As part of the Advisory Services Team of a financial consultancy. One of the clients, a prominent investment bank, is interested in offering a new cryptocurrency investment portfolio for its customers. The company, however, is lost in the vast universe of cryptocurrencies. We are tasked to create a report that includes what cryptocurrencies are on the trading market and determine whether they can be grouped to create a classification system for this new investment.
-
Read crypto_data.csv into Pandas. The dataset was obtained from CryptoCompare.
-
Discard all cryptocurrencies not being traded by filtering for currencies that are currently being traded.
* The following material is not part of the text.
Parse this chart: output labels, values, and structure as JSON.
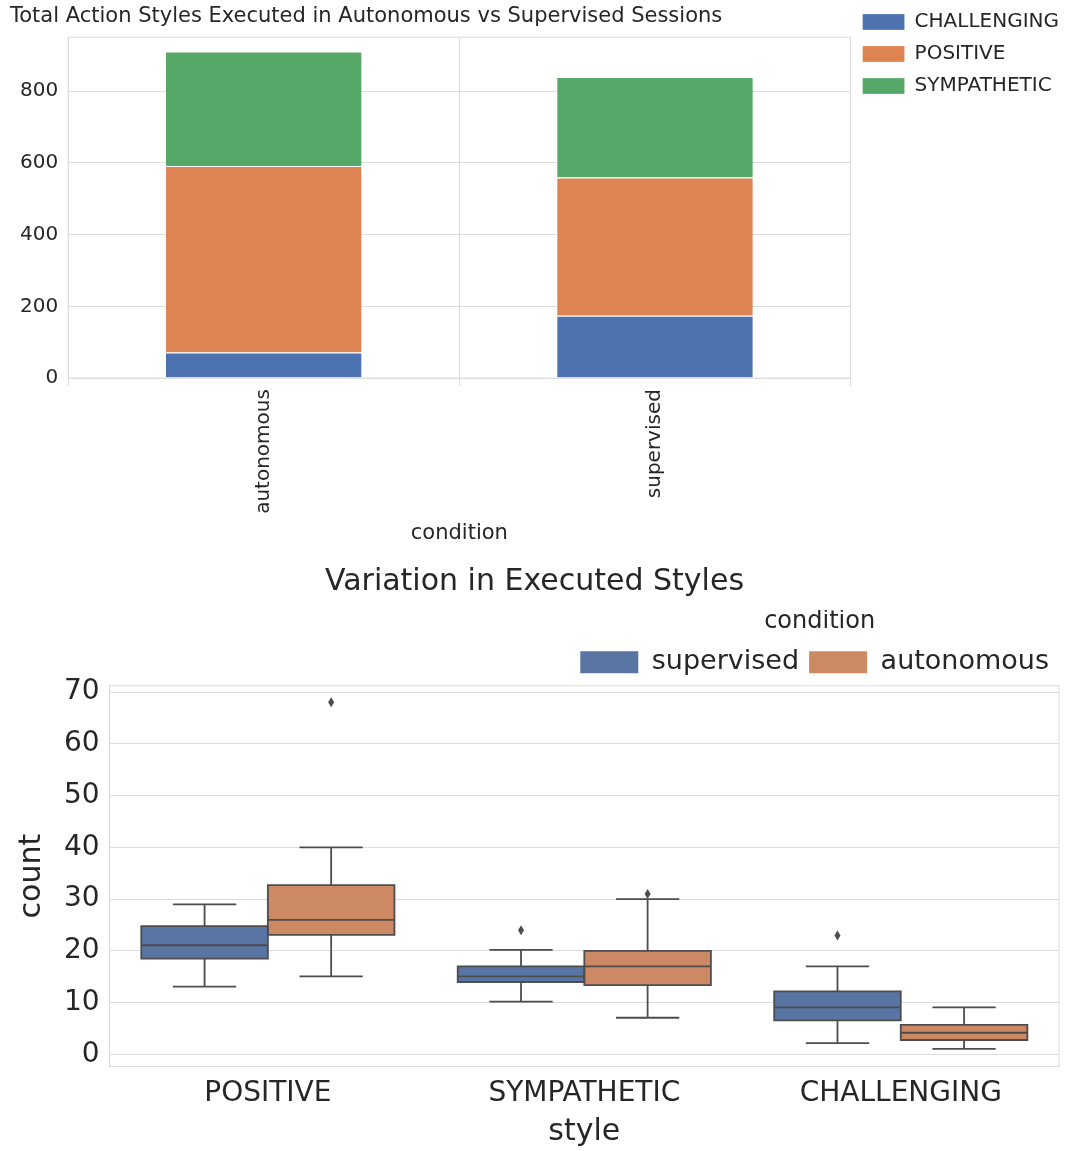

Next, drop the IsTrading column from the data frame.
-
Remove all rows that have at least one null value.
-
Filter for cryptocurrencies that have been mined.
-
Convert data to be comprehensible to a machine learning algorithm, change to numeric values, and delete unnecessary columns.
-
Standardize the dataset so columns containing larger values do not unduly influence the outcome.
- Creating dummy variables
- Perform dimensionality reduction with PCA. Rather than specify
- Using PCA(n_components=0.99) create a model that will preserve approximately 99% of the explained variance,
- Reduce the dataset dimensions with t-SNE and examine scatter plot for distinct clusters
- Create an elbow plot to identify the best number of clusters
We can observe the shape of the elbow curve at 4, according to the model our K value optimal number of clusters is 4.